# 6 Puzzling Statistical Paradoxes Explained

In the vast world of statistics, paradoxes often emerge to challenge our intuition and reveal subtle complexities that can be present in data. In this article, we will delve into seven puzzling statistical paradoxes to deepen understanding of statistical phenomena and their broader implications.

## 1. The Gambler’s Fallacy

The gambler’s fallacy revolves around the misconception that past outcomes influence future probabilities, even if events are independent. The fallacy suggest that if a particular event has occurred repeatedly in the past, it is less likely to occur in the future.

For example, in a simple game of rolling a fair dice, if a six has just been rolled three times in a row, it would be the gambler’s fallacy to presume that the next roll has a lower chance of also being a six. In reality, each event is statistically independent and should be treated as such.

Understanding this paradox can guard against the allure of the fallacy and help you make more rational choices based on accurate assessments of probability and event independence.

A favorite of introductory statistics courses, the birthday paradox answers the question: how many people must be in a room for it to be more likely than not that two of them have the same birthday (excluding the year of birth)?

At first glance, it may seem like this number needs to be in the hundreds. However, the true answer is that with just 23 people, there is a greater than 50% chance of a matching birthday. This paradox comes from the counterintuitive way that probabilities accumulate when considering the number of comparisons made between individuals in a group.

This paradox has practical applications in cryptography and data analysis. Understanding how it works can help you make better informed decisions about chance and coincidences.

The friendship paradox states that, on average, your friends have more friends than you do. This paradox arises from the structure of social networks and the way that we perceive our own connections.

Consider a social network where some individuals have many friends while others have few. Those with numerous friendships are more likely to be counted multiple times when individuals are asked about their friends. Therefore, these popular individuals skew the average number of friends in the overall network upward, creating a network where the average person has fewer friends than their friends do.

This paradox comes into play when predicting the spread of information or trends within a network, as well as understanding the complexities of connections.

An important decision that must be made when summarizing and presenting data is how to group individuals together. Some variables can be presented either continuously or categorically, such as age being represented as-is or as age group bins. If bins are selected, it is also important to carefully define different groups.

Simpson’s paradox highlights the importance of considering data presentation and occurs when trends observed in grouped data disappear or reverse when looking at the data in aggregate.

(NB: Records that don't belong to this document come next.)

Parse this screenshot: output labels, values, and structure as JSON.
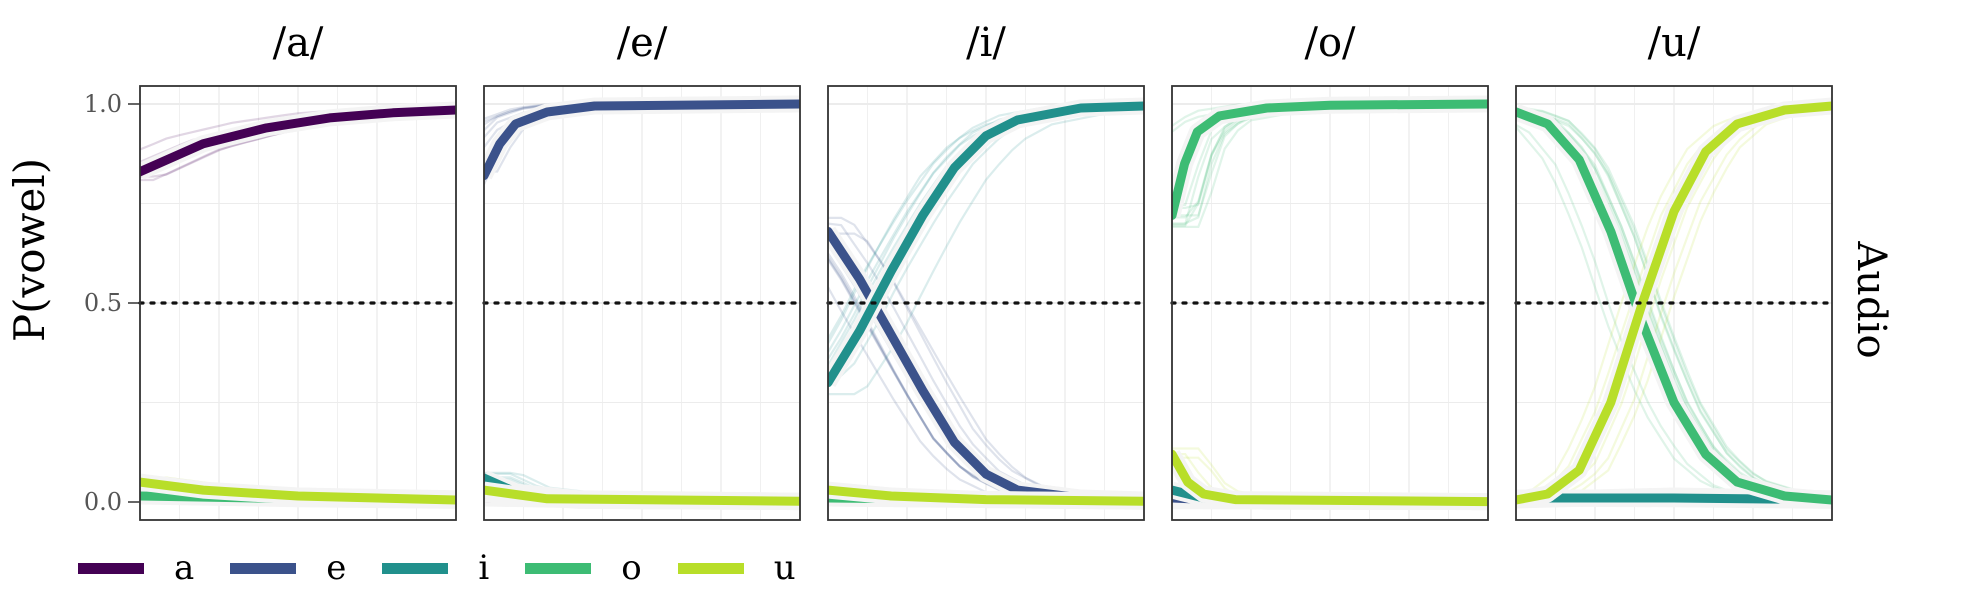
{
  "chart_data": {
    "type": "line",
    "ylabel": "P(vowel)",
    "xlabel": "",
    "strip_right": "Audio",
    "ylim": [
      0.0,
      1.0
    ],
    "yticks": [
      "0.0",
      "0.5",
      "1.0"
    ],
    "reference_line": {
      "y": 0.5,
      "style": "dotted"
    },
    "grid": true,
    "legend_position": "bottom",
    "series_names": [
      "a",
      "e",
      "i",
      "o",
      "u"
    ],
    "colors": {
      "a": "#440154",
      "e": "#3b528b",
      "i": "#21908c",
      "o": "#3dbc74",
      "u": "#b8de29"
    },
    "x_domain": [
      0,
      1
    ],
    "panels": [
      {
        "title": "/a/",
        "series": [
          {
            "name": "a",
            "points": [
              [
                0,
                0.83
              ],
              [
                0.2,
                0.9
              ],
              [
                0.4,
                0.94
              ],
              [
                0.6,
                0.965
              ],
              [
                0.8,
                0.978
              ],
              [
                1,
                0.985
              ]
            ]
          },
          {
            "name": "e",
            "points": [
              [
                0,
                0.03
              ],
              [
                0.5,
                0.015
              ],
              [
                1,
                0.008
              ]
            ]
          },
          {
            "name": "i",
            "points": [
              [
                0,
                0.02
              ],
              [
                0.5,
                0.012
              ],
              [
                1,
                0.006
              ]
            ]
          },
          {
            "name": "o",
            "points": [
              [
                0,
                0.015
              ],
              [
                0.5,
                0.008
              ],
              [
                1,
                0.004
              ]
            ]
          },
          {
            "name": "u",
            "points": [
              [
                0,
                0.05
              ],
              [
                0.2,
                0.03
              ],
              [
                0.5,
                0.015
              ],
              [
                1,
                0.005
              ]
            ]
          }
        ]
      },
      {
        "title": "/e/",
        "series": [
          {
            "name": "a",
            "points": [
              [
                0,
                0.01
              ],
              [
                0.5,
                0.003
              ],
              [
                1,
                0.001
              ]
            ]
          },
          {
            "name": "e",
            "points": [
              [
                0,
                0.82
              ],
              [
                0.05,
                0.9
              ],
              [
                0.1,
                0.95
              ],
              [
                0.2,
                0.98
              ],
              [
                0.35,
                0.995
              ],
              [
                1,
                1.0
              ]
            ]
          },
          {
            "name": "i",
            "points": [
              [
                0,
                0.06
              ],
              [
                0.1,
                0.025
              ],
              [
                0.3,
                0.008
              ],
              [
                1,
                0.002
              ]
            ]
          },
          {
            "name": "o",
            "points": [
              [
                0,
                0.02
              ],
              [
                0.3,
                0.004
              ],
              [
                1,
                0.001
              ]
            ]
          },
          {
            "name": "u",
            "points": [
              [
                0,
                0.03
              ],
              [
                0.2,
                0.008
              ],
              [
                1,
                0.002
              ]
            ]
          }
        ]
      },
      {
        "title": "/i/",
        "series": [
          {
            "name": "a",
            "points": [
              [
                0,
                0.01
              ],
              [
                1,
                0.003
              ]
            ]
          },
          {
            "name": "e",
            "points": [
              [
                0,
                0.68
              ],
              [
                0.1,
                0.56
              ],
              [
                0.2,
                0.42
              ],
              [
                0.3,
                0.28
              ],
              [
                0.4,
                0.15
              ],
              [
                0.5,
                0.07
              ],
              [
                0.6,
                0.03
              ],
              [
                0.8,
                0.01
              ],
              [
                1,
                0.005
              ]
            ]
          },
          {
            "name": "i",
            "points": [
              [
                0,
                0.3
              ],
              [
                0.1,
                0.43
              ],
              [
                0.2,
                0.58
              ],
              [
                0.3,
                0.72
              ],
              [
                0.4,
                0.84
              ],
              [
                0.5,
                0.92
              ],
              [
                0.6,
                0.96
              ],
              [
                0.8,
                0.99
              ],
              [
                1,
                0.995
              ]
            ]
          },
          {
            "name": "o",
            "points": [
              [
                0,
                0.01
              ],
              [
                1,
                0.002
              ]
            ]
          },
          {
            "name": "u",
            "points": [
              [
                0,
                0.03
              ],
              [
                0.2,
                0.015
              ],
              [
                0.5,
                0.006
              ],
              [
                1,
                0.002
              ]
            ]
          }
        ]
      },
      {
        "title": "/o/",
        "series": [
          {
            "name": "a",
            "points": [
              [
                0,
                0.003
              ],
              [
                1,
                0.001
              ]
            ]
          },
          {
            "name": "e",
            "points": [
              [
                0,
                0.01
              ],
              [
                0.2,
                0.003
              ],
              [
                1,
                0.001
              ]
            ]
          },
          {
            "name": "i",
            "points": [
              [
                0,
                0.03
              ],
              [
                0.1,
                0.01
              ],
              [
                0.3,
                0.002
              ],
              [
                1,
                0.001
              ]
            ]
          },
          {
            "name": "o",
            "points": [
              [
                0,
                0.72
              ],
              [
                0.04,
                0.85
              ],
              [
                0.08,
                0.93
              ],
              [
                0.15,
                0.97
              ],
              [
                0.3,
                0.99
              ],
              [
                0.5,
                0.997
              ],
              [
                1,
                1.0
              ]
            ]
          },
          {
            "name": "u",
            "points": [
              [
                0,
                0.12
              ],
              [
                0.05,
                0.05
              ],
              [
                0.1,
                0.02
              ],
              [
                0.2,
                0.006
              ],
              [
                1,
                0.001
              ]
            ]
          }
        ]
      },
      {
        "title": "/u/",
        "series": [
          {
            "name": "a",
            "points": [
              [
                0,
                0.005
              ],
              [
                0.5,
                0.015
              ],
              [
                1,
                0.008
              ]
            ]
          },
          {
            "name": "e",
            "points": [
              [
                0,
                0.01
              ],
              [
                0.5,
                0.008
              ],
              [
                1,
                0.004
              ]
            ]
          },
          {
            "name": "i",
            "points": [
              [
                0,
                0.01
              ],
              [
                0.5,
                0.01
              ],
              [
                1,
                0.006
              ]
            ]
          },
          {
            "name": "o",
            "points": [
              [
                0,
                0.98
              ],
              [
                0.1,
                0.95
              ],
              [
                0.2,
                0.86
              ],
              [
                0.3,
                0.68
              ],
              [
                0.4,
                0.45
              ],
              [
                0.5,
                0.25
              ],
              [
                0.6,
                0.12
              ],
              [
                0.7,
                0.05
              ],
              [
                0.85,
                0.015
              ],
              [
                1,
                0.005
              ]
            ]
          },
          {
            "name": "u",
            "points": [
              [
                0,
                0.005
              ],
              [
                0.1,
                0.02
              ],
              [
                0.2,
                0.08
              ],
              [
                0.3,
                0.25
              ],
              [
                0.4,
                0.5
              ],
              [
                0.5,
                0.73
              ],
              [
                0.6,
                0.88
              ],
              [
                0.7,
                0.95
              ],
              [
                0.85,
                0.985
              ],
              [
                1,
                0.995
              ]
            ]
          }
        ]
      }
    ]
  }
}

A classic example involves admission rates to graduate school programs. When looking at admission rates per department, it may appear that the school is biased against a certain gender. However, when considering the population of the school as a whole, the bias disappears. This reversal occurs when one demographic sends more applications to the competitive departments in the school.

This paradox can be avoided by carefully considering how data is aggregated and determining whether those aggregations are valid and speak to the true nature of the data.

Correlations between two variables are an important finding and inform many business decisions. However, it is vital to keep the Berkson’s paradox in mind, which arises when a correlation between two variables disappears when changing the participant selection process.

This occurs when one variable is dependent on the other. For example, a study may report that standardized test scores in English and mathematics are correlated. However, examination of the data may reveal that only Advanced Placement exams were included and students who opt into these exams are more likely to score higher overall. In the broader context of all students, there may no longer be a correlation between English and math scores, or the correlation may reverse.

The Berkson’s paradox highlights the importance of understanding potential biases related to who is included or excluded in a given study population.

## 6. Will Rogers Phenomenon

The Will Rogers phenomenon describes a statistical effect that occurs when moving an observation from one group to another increases the mean of a variable for both groups. This occurs in situations where there are shifting boundaries or reclassifications of categories.

Consider a sports league with two divisions. Due to reevaluation of performance, a few teams in the higher division are moved into the lower division. This can improve the average performance within both divisions because the teams that were transferred may have been struggling against the stronger competition in the higher division, but also raise the overall level of competition in the lower division.

This phenomena highlights the dynamic nature of data and the complexities involved in data categorization. Being mindful of this impact can improve robustness and reliability of your statistical conclusions.

## Conclusion

The study of statistical paradoxes can provide valuable insights into the complexities of data analysis and interpretation. Each paradox challenges intuition and underscores the importance of statistical reasoning and providing validation for each decision made in the analysis process.